Una simple reflexión de Quino, el creador de Mafalda, se compartió 32 veces desde mi Facebook. Podría haber hecho más, pero ese logro me parecía bastante.

Día 7: lunes

Mi muro parecía el de otra persona. No me sentía identificada con ninguna de las publicaciones, pero había resultado divertido. Mis amigos de Facebook empezaban a estar un poco hartos de mis publicaciones y eso se reflejaba en los comentarios que me regalaban, algunos hechos con mala saña al ver que había robado aquellos memes del muro de sus propias madres. Al acabar mi experimento tendría que dar explicaciones.

Final: Martes

Un mensaje de despedida como es debido: una foto antigua de mi infancia.

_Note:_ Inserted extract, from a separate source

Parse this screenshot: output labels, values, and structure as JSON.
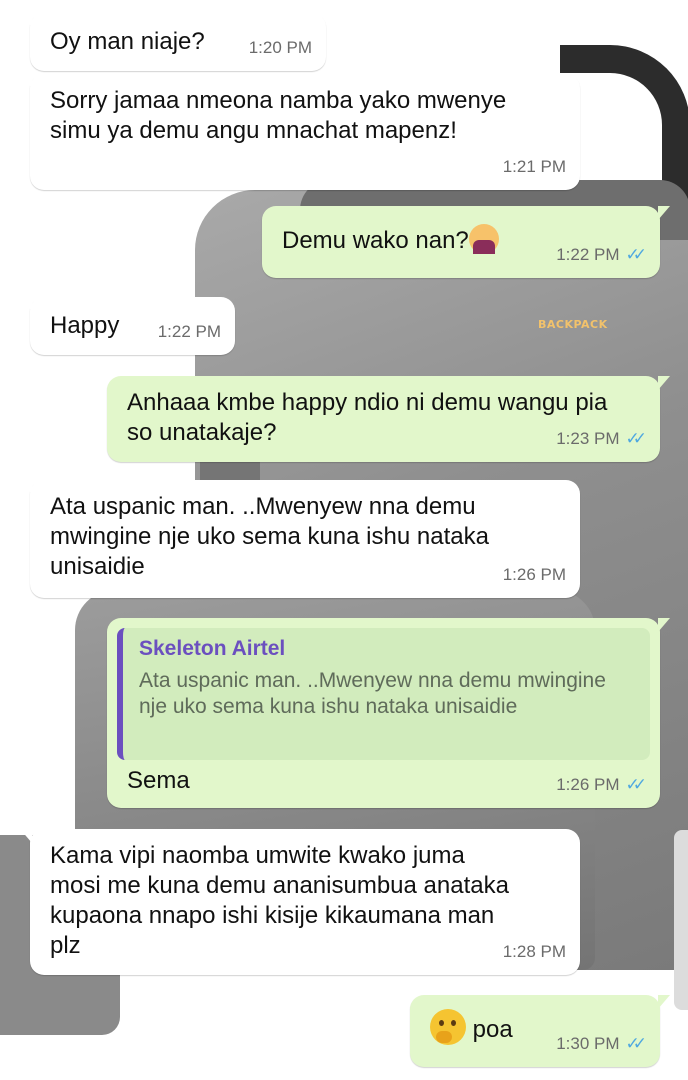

Después de todo esto, lo único que tengo claro es que tengo pocos amigos de verdad en Facebook, amigos de esos que cuando se percatan de que algo raro está pasando se preocupan por ti, de los que cuando empiezas a poner memes motivacionales, comentar estupideces y demás te dicen "no, así no". Me podrían haber robado la cuenta, suplantado la identidad y la mayoría de ellos hubieran preferido a la Alba premenopaúsica que a la Alba real. En fin, de todo se aprende algo.